Are there any child tables that reference this table from which are deleting? (You can do a select from user_constraints where r_constraint_name = primary key name on the table you are deleting from).
A delete can be slow if Oracle needs to look into another table to check there are no child records. Normal practice is to index all foreign keys on the child tables so this is not a problem.
Follow Gary's advice, perform the trace and post the TKPROF results here someone will be able to help further.
Your UNDO tablespace seems to be the bottleneck in this case.
Check how long it takes to make a ROLLBACK after you delete the data.
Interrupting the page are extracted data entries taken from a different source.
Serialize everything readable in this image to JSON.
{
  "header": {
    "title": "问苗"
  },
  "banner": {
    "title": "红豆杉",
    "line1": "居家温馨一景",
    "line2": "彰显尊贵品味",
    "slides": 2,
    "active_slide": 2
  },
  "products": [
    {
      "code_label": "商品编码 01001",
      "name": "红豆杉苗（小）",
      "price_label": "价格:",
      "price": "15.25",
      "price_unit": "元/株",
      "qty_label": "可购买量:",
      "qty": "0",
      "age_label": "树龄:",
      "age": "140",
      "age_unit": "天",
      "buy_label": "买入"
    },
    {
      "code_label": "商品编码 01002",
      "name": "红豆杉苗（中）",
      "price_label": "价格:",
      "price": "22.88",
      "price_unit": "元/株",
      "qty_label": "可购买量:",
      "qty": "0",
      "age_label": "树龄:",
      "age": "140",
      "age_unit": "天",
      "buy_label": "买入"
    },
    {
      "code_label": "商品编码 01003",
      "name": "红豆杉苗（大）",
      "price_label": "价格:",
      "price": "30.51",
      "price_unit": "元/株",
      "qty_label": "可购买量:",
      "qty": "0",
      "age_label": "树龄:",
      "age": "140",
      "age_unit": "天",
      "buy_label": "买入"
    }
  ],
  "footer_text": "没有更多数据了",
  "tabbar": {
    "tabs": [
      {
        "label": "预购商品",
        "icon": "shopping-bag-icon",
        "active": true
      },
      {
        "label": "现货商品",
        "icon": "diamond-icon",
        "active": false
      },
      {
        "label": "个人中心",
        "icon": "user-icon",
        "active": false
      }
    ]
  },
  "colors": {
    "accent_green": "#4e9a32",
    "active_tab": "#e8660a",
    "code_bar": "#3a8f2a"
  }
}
If it takes time comparable to the time of the query itself (within 50%), then this certainly is the case.
When you perform a DML query, your data (both original and changed) are written into redo logs and then applied to the datafiles and to the UNDO tablespace.
Deleting millions of CLOB rows takes copying several hundreds of megabytes, if not gigabytes, to the UNDO tablespace, which takes tens of seconds itself.
What can you do about this?
Create a faster UNDO: put it onto a separate disk, make it less sparse (create a larger datafile).
Use ROLLBACK SEGMENTS instead of managed UNDO, assign a ROLLBACK SEGMENT for this very query and issue SET TRANSACTION USE ROLLBACK SEGMENT before running the query.
If it's not the case, i. e. ROLLBACK executes much faster that the query itself, then try to play with you REDO parameters:
Increase your REDO buffer size using LOG_BUFFER parameter.
Increate the size of your logfiles.
Create your logfiles on separate disks so that reading from a first datafile does not hinder writing to a second an so on.
Note that UNDO operations also generate REDO, so it's useful to do all this anyway.
NOLOGGING adviced before is useless, as it is applied only to certain set of operations listed here, DELETE not being one of those operations.
Deleted CLOBs do not end up in the UNDOTBS since they are versioned and retented in the LOB Segment. I think it will generate some LOBINDEX changes in the undo.
If you null or empty the LOBs before, did you actually measured that time with commit separate of the DELETE? If you issue thousands of deletes, do you use batch commits? Is the instance idle? Then AWR report should tell you what is going on.